= Toledo Incident of 1925 =

The Toledo Incident of 1925 occurred on July 12, 1925, in Toledo, Oregon, when residents forced out Japanese, Filipino and Korean workers at the Toledo sawmill along with their families. A year later, six people responsible for the incident were found guilty of civil rights violations and ordered to pay damages.

== Background and incident ==
The Pacific Spruce corporation was having difficulty finding reliable workers for the night shifts on the green chain due to the low pay and physical demands of the job. Issei workers were brought in to work at the Toledo sawmill on 10 July 1925 to address this problem. Although sawmill employees (and, after initial reluctance, Toledo businessmen) largely supported the plan, such locals as the chief of police and several business owners opposed the employment of Asian and Black workers in the town and formed an organization to lobby against it.

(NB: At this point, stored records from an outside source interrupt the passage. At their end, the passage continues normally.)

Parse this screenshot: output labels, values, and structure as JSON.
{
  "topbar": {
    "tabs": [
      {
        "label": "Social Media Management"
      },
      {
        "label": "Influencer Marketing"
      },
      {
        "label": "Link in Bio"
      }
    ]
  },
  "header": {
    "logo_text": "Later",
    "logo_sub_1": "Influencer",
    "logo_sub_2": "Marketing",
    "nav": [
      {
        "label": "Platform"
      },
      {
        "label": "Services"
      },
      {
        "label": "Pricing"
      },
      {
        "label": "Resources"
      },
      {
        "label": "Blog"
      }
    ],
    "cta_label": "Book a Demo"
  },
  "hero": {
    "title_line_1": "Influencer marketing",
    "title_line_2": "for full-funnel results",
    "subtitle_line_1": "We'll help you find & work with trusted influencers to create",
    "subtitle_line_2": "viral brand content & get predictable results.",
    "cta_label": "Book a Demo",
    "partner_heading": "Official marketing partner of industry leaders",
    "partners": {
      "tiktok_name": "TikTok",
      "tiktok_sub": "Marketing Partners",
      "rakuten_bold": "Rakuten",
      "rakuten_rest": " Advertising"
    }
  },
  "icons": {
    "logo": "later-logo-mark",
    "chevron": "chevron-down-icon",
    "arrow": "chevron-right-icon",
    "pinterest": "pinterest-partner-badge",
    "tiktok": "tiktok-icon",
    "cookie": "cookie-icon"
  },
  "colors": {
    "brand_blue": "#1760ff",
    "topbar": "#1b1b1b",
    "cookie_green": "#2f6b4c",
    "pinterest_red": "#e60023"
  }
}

The twenty-two Japanese workers, their two wives and three Japanese-American children were forced out, along with the four Filipino workers and a Korean worker, by a mob of over 200 Toledo residents on 12 July 1925. The workers and their families were transported in trucks and cars by the townsfolk to a train station in Corvallis, Oregon. Five men (Charles A. Buck, W.S. Colvin, Harry T. Pritchard, Martin Germer, and James Stewart) were arrested the next day. The Japanese workers ended up in Portland, Oregon.

== Trial ==
Eight men (Martin H. Germer, Charles A. Buch, L.D. Emerson, W.S. Colvin, Harry T. Pritchard, Frank Sturdevant, Owen Hart and George R. Schenck) and one woman (Rosemary Schenck) were charged with civil rights violations by Tamakichi Ogura, one of the Pacific Spruce Company workers who had been forced out. The trial began on 12 July 1926 under judge Wolverton. Germer, Buch and Emerson disappeared and could not be summoned for the trial. A verdict was reached on July 23, 1926, and found the defendants guilty.

The defendants had to pay $2,500 in damages to Mr. Ogura, plus courtroom fees. A settlement was reached on 1 October 1926.